First published 22nd March 2013

Recently I have heard a number of preachers refer to those periods of Jewish history outlined in the Old Testament and referred to as exile. The exile they have been talking about is the exile in Babylon and not the exile in Egypt, though this would have served their purpose equally well should they have chosen it.

Their theme will be familiar. If my memory serves me well I preached on an exilic psalm myself on the occasion of my inauguration service in the Cathedral almost ten years ago (time flies when youre enjoying yourself!). Preachers look around them and take in what they see.
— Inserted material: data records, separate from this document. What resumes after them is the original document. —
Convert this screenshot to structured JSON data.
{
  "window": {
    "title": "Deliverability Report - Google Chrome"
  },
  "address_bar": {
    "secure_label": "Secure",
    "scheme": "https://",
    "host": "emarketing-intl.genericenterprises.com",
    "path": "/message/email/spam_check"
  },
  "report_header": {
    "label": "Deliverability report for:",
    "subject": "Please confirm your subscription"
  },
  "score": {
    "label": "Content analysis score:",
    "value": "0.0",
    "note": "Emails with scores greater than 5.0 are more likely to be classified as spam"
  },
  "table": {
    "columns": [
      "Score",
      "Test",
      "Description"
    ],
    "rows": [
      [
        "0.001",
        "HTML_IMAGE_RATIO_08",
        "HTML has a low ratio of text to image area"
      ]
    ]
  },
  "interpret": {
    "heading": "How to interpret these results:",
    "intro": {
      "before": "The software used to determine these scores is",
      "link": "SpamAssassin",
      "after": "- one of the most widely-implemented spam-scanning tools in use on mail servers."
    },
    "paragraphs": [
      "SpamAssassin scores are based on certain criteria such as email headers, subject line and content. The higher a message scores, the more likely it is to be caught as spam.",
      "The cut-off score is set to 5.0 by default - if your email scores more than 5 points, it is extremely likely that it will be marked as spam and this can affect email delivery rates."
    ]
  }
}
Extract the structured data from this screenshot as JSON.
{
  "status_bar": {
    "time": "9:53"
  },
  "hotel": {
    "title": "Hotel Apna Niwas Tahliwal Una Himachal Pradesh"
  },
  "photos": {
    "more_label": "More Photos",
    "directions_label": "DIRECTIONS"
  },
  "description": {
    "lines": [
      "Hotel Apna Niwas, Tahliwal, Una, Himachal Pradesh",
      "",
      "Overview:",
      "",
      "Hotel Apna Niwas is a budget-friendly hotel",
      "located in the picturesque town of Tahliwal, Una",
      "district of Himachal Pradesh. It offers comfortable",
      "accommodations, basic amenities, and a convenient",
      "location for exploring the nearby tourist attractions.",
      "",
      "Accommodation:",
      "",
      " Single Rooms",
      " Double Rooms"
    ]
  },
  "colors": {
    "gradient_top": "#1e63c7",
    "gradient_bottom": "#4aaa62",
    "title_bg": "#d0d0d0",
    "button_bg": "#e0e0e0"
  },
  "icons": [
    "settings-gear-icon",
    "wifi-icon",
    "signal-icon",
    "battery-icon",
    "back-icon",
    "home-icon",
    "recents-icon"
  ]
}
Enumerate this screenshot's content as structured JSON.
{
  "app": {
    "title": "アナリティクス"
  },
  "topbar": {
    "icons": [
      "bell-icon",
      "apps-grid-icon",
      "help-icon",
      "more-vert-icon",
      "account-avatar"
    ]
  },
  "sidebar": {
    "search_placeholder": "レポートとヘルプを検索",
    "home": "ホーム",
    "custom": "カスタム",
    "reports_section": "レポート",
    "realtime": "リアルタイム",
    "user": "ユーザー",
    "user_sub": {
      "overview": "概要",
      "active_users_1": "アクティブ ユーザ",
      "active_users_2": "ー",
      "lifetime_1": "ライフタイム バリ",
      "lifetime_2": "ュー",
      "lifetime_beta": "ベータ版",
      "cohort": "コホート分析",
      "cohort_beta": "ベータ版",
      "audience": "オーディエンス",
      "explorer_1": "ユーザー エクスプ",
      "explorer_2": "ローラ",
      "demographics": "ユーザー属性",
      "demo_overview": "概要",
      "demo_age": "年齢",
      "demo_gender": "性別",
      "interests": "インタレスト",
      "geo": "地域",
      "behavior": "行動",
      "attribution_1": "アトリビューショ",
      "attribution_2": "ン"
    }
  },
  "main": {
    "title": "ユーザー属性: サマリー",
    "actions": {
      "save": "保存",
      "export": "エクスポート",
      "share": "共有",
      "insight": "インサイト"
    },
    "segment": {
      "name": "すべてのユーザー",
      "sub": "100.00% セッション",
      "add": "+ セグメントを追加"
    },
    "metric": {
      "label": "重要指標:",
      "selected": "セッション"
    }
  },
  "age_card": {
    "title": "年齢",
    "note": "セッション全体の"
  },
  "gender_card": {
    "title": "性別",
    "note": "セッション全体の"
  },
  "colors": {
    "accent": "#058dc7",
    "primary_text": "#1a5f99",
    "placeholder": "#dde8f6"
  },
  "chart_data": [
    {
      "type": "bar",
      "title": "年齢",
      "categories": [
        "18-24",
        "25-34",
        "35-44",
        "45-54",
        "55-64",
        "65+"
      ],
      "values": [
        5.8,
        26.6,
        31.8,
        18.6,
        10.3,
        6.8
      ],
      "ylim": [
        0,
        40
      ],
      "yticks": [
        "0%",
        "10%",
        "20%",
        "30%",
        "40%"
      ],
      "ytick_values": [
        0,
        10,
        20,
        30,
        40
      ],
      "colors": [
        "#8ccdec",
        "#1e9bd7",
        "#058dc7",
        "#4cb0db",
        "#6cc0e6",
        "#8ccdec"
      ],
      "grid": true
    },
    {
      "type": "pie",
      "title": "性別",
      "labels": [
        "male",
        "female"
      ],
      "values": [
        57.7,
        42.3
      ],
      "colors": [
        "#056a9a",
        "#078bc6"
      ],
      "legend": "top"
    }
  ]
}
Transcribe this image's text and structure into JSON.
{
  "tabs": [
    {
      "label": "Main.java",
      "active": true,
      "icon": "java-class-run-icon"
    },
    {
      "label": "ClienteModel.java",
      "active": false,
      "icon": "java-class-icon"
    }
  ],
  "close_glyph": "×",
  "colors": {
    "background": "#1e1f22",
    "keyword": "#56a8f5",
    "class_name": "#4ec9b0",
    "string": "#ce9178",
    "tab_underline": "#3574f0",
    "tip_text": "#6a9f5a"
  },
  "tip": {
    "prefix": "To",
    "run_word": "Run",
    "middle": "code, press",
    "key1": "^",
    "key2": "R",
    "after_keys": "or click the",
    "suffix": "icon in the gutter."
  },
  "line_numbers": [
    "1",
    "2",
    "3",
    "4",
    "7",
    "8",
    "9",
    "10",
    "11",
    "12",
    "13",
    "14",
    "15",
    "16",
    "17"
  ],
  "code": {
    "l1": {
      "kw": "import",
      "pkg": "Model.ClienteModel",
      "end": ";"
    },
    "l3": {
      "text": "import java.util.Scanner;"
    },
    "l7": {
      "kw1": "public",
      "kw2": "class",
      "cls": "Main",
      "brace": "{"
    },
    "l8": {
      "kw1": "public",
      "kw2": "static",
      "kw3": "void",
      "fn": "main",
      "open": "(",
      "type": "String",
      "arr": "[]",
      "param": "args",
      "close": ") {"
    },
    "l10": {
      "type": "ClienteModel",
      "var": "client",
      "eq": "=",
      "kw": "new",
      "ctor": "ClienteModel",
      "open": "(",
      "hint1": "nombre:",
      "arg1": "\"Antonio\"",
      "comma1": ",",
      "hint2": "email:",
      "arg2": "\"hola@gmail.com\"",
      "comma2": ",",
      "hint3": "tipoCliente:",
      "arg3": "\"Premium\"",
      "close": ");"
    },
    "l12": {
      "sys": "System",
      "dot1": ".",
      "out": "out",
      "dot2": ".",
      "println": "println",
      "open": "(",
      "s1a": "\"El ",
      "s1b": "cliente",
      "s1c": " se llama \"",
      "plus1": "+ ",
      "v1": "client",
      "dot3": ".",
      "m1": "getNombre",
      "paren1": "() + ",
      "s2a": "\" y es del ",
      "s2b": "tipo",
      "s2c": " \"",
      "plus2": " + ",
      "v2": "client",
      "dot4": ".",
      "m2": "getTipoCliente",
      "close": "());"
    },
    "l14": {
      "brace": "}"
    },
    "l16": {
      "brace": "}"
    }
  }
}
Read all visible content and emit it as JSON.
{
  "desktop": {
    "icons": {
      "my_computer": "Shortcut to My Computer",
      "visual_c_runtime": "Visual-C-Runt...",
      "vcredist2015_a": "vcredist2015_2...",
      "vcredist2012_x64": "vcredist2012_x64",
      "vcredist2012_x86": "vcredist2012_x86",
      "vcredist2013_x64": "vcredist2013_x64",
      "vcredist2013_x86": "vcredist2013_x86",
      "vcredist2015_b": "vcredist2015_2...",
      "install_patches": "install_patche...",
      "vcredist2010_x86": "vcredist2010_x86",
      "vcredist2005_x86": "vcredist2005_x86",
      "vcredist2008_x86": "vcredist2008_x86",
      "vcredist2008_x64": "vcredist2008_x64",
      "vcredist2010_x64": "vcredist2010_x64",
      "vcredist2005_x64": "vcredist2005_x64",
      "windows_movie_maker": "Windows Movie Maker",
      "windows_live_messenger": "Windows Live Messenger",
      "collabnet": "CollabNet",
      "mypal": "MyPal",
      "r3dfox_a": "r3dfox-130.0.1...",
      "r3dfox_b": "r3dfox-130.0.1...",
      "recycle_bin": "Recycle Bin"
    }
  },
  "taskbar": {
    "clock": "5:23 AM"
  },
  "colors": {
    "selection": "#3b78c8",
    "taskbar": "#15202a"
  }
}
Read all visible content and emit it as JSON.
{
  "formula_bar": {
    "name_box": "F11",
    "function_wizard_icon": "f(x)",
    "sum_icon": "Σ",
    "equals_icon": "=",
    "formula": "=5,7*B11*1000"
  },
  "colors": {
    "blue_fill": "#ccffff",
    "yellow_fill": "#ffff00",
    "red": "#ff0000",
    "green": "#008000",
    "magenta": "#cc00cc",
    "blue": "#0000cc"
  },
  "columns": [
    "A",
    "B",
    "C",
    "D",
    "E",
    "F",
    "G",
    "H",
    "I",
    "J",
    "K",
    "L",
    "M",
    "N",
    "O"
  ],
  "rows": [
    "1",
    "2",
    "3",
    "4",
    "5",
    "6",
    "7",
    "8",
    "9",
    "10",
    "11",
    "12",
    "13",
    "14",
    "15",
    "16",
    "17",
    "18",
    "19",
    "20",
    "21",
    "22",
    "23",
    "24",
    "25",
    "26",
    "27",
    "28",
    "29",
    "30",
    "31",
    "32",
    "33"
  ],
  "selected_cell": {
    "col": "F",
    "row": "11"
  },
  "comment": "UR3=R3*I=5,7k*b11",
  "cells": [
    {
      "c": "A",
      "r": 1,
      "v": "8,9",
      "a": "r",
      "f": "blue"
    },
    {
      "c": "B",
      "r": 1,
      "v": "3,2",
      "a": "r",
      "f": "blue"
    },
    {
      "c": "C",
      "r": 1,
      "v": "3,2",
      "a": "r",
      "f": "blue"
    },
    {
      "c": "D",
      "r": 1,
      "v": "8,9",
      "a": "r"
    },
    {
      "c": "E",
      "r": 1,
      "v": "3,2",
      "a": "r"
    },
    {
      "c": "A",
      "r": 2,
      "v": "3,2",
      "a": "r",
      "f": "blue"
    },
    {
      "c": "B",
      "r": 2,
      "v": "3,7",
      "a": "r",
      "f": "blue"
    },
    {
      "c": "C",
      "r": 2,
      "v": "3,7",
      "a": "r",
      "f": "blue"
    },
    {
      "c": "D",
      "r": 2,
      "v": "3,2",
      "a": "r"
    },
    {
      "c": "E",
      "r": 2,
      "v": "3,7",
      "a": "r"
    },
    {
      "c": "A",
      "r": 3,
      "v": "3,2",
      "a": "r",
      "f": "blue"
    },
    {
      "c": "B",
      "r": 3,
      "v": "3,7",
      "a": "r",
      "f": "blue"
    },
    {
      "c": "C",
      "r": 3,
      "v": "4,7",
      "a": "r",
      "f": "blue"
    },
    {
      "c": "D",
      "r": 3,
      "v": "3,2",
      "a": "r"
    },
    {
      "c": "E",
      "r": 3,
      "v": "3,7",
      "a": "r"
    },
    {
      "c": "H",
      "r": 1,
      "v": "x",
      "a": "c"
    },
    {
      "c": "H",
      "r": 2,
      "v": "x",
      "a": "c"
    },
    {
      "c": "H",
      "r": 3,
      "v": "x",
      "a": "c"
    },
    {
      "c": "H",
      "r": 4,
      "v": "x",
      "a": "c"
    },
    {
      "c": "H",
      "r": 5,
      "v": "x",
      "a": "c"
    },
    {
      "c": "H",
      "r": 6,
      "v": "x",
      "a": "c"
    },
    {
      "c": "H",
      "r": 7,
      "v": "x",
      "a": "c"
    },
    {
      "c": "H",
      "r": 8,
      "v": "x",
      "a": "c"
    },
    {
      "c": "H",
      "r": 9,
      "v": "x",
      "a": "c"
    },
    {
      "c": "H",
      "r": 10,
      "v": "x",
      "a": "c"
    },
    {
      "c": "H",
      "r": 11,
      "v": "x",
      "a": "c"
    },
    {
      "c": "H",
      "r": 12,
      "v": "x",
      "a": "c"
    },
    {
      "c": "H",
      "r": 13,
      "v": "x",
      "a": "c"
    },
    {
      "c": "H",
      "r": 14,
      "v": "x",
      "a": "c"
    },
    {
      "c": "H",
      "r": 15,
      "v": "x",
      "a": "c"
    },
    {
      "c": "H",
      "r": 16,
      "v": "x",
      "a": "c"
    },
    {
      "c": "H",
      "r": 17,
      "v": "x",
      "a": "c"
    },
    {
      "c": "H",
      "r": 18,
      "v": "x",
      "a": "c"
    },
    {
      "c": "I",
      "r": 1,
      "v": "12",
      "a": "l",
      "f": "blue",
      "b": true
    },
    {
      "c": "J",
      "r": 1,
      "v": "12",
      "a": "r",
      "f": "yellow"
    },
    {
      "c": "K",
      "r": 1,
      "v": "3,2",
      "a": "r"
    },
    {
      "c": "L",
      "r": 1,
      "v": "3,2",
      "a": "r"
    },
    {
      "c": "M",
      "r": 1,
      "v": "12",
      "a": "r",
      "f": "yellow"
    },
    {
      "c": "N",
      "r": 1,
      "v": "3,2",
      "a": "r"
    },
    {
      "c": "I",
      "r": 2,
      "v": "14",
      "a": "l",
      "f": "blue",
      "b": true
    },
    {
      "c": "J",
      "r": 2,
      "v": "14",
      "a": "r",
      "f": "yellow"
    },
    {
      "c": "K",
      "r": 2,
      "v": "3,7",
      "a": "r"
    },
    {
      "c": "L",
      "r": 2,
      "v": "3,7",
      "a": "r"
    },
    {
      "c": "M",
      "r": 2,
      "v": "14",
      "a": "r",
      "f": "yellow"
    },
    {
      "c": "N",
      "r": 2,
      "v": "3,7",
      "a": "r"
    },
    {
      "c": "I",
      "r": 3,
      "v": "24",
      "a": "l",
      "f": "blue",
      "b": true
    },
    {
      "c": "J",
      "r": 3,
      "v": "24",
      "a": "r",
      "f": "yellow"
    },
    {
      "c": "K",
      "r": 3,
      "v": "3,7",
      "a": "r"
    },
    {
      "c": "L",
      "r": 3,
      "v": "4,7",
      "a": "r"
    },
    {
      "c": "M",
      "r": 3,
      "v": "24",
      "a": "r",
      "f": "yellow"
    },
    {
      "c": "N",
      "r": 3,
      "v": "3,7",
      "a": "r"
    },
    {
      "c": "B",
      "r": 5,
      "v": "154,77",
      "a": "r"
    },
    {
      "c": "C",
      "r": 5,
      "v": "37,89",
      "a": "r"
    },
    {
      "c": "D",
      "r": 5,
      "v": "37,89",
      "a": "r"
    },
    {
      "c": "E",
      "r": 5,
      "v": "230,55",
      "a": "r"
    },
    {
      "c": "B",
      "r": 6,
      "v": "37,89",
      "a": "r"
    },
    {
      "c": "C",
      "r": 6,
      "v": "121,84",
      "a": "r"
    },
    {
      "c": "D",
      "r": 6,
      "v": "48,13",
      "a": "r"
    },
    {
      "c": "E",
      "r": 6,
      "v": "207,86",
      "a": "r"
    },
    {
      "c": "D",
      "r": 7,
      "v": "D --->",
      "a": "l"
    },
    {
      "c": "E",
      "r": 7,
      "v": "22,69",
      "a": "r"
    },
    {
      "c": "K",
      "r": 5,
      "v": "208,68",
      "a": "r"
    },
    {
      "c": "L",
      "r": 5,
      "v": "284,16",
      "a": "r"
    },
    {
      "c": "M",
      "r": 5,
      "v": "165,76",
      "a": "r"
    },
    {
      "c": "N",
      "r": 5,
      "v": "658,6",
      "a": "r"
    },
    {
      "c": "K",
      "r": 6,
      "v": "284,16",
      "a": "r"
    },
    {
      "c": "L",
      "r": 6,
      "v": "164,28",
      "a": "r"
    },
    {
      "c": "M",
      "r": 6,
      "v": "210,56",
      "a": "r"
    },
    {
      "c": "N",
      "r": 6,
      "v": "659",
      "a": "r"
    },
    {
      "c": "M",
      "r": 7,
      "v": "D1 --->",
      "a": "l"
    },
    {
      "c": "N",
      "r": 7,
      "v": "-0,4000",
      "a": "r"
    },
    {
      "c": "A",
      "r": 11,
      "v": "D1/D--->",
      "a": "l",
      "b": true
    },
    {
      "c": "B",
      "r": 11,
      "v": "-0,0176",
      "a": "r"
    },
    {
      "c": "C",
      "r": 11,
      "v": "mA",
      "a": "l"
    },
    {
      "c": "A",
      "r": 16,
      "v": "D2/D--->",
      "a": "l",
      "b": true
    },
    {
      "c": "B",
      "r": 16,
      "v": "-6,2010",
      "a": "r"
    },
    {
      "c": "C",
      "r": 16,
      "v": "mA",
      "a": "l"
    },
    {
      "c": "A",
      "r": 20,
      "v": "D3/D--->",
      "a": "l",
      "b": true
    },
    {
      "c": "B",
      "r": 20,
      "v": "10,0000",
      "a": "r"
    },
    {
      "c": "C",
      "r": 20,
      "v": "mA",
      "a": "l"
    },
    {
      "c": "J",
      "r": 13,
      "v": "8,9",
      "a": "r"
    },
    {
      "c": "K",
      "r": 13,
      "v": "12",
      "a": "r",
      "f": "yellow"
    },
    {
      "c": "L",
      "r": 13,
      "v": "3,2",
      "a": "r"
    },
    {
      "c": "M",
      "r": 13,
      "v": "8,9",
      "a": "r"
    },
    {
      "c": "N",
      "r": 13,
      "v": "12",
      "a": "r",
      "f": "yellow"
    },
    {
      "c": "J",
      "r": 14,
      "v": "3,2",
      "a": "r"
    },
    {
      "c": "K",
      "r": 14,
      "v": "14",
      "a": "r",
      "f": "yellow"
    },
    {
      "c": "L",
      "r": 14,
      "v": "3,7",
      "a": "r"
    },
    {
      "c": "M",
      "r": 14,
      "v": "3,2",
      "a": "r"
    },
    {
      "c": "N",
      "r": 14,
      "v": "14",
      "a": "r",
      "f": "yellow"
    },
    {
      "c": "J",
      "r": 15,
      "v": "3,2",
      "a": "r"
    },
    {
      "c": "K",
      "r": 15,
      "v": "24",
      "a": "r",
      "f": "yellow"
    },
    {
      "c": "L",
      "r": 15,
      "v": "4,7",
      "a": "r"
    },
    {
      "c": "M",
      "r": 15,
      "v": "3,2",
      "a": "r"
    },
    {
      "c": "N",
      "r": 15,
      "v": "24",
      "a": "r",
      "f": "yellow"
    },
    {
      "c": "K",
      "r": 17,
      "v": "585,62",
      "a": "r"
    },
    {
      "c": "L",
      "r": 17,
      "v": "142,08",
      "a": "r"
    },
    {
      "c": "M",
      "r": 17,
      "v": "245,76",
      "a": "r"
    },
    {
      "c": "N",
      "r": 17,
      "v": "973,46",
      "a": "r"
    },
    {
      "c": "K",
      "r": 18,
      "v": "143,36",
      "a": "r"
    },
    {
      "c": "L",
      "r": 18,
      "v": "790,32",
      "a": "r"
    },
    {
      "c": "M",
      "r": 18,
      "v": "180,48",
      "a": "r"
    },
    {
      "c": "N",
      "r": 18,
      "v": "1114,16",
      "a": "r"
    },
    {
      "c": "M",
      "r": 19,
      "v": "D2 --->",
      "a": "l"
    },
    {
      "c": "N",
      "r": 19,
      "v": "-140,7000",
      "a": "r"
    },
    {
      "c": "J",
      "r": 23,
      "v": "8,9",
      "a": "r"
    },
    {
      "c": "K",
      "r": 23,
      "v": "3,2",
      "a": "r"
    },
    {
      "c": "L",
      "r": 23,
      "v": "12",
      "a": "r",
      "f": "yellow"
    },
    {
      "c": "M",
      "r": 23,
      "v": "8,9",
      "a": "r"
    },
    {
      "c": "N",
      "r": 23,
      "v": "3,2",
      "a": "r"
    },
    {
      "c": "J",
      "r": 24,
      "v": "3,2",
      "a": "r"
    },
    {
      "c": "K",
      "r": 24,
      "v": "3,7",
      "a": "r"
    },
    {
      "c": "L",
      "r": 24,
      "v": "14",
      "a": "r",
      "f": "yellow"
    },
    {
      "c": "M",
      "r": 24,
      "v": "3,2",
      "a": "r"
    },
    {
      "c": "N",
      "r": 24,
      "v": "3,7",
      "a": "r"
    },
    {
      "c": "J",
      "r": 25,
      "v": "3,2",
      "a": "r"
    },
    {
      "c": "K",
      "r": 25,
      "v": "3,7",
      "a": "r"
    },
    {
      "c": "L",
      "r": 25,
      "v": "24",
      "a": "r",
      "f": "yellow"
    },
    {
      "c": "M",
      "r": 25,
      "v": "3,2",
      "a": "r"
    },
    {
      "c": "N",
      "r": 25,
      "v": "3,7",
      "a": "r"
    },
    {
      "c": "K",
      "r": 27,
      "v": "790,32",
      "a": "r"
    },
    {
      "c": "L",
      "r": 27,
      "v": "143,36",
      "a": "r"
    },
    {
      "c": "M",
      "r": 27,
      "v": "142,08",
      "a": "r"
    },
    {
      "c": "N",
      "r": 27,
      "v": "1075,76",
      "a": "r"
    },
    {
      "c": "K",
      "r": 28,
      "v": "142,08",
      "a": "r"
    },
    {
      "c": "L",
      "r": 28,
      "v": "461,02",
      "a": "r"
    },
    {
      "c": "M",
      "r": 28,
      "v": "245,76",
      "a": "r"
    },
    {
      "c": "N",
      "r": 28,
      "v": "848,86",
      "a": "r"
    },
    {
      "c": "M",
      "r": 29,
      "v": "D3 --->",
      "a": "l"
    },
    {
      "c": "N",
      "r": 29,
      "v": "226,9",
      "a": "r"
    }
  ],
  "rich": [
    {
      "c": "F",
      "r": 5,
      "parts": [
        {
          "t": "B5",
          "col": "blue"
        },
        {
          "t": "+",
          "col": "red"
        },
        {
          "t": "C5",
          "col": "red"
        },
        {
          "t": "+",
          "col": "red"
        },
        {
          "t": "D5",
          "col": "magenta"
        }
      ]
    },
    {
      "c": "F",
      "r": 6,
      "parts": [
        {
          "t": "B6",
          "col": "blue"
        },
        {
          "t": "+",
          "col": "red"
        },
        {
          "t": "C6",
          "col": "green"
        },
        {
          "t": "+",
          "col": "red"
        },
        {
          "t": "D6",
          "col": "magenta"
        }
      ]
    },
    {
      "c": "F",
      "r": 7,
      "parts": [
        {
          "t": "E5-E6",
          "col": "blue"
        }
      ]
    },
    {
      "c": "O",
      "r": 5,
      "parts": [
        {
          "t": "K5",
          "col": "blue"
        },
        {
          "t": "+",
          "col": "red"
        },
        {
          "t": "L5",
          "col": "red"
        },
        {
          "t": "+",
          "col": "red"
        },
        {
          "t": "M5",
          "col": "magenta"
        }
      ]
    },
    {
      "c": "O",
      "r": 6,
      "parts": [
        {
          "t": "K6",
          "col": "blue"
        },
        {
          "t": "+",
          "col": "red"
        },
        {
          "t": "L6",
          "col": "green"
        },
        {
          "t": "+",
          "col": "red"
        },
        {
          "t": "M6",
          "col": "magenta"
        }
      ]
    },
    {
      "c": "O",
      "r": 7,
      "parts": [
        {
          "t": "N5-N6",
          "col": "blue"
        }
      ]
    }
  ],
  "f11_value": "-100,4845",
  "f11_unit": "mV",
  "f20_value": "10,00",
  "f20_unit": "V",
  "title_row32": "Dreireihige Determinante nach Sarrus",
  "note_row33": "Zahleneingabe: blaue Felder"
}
What they saw in the community of God's people in exile in Babylon has some parallels with the Church in our nation today. The sense that the Church is a marginal and minority voice in a world of boundless unbelief and secularization. The 2011 Census results show that those who self define themselves as Christian has dropped by 11% in just ten years. Like those Jews of old in exile, we wonder where it will all end?

Living in a culture whose values and beliefs are not our own is not easy. Feeling we are a minority is not a bed of roses either, although it does at least help us better empathise with other minority groups. Of course its easy to overdo this and not everything that the world regards as progressive is bad simply because we didnt think of it. We need the wisdom to be clear in our minds so we can see the difference between good progress and bad.

That said, I can see some parallels between the mindset of those Jews of old and where we Christians find ourselves here in the West in the 21st century.

They showed signs of flagging morale. The culture in which they found themselves was alien and not necessarily open to them practicing their religion. They constantly wondered where God was in all this.

They showed a sense of lost perspective. They stopped believing that things could only get better. They had an inclination to behave and identify themselves as victims. In Ezekiel we also see a people who blamed their present lot on the sin of their predecessors (Ezekiel 18). They almost became their own self-fulfilling prophecy.

They didnt know how best to live in that alien culture. Should they withdraw and keep themselves to themselves? Well such tactics really never work and tend to create a very inward looking community absorbed with issues that frankly no-one else remotely thinks of as even worthy discussion.

Should they simply accommodate the new culture. Just go with the flow. To some extent we all find ourselves doing that and the fact that today, many of the people who attend our churches look like everybody else, is proof enough that none of us will escape the need and the tendency to accommodation, but only up to a point. The problem is that we cant agree on when we have passed the point of no return!

Or the other temptation is just to endlessly complain. I am of the age now where that is such a temptation to my friends and me. Supper parties where we all bang on about health and safety gone mad, politicians, the way the world is compared to the (sentimental) world in which we were brought up, those wonderful red telephone boxes and the sound of a steam train, yada, yada It maybe good sport, but it doesnt really move anyone on!

Alienated people have a deep need to complain.

You can quickly begin to see that there are some parallels. It would be easy to let our morale sink in our present context. It would be easy to wonder where God is in all these depressing statistics. Its easy to blame others General Synod, our forbears, the way we're trained, politicians, whatever, but we must never allow ourselves to sink in the mire of blame culture. Apart from anything else its extremely disempowering. It means we shall never take responsibility for improvement and just get stuck.

The prophets told it how it was and how it might be. They pointed out some hard truths, but they were also bearers of hope. We are a people of hope. You will read this with Lent drawing to a close. I hope and pray that Lent has been a growing time for you this year. St Theresa thought of Lent as preparing for the joy of Easter. Before that joy there was a cross, but that was not the end of the story, for the cross is today an empty cross.

We are people of hope because we are people of resurrection. As Tony Campolo put it, its Friday, but Sundays acomin.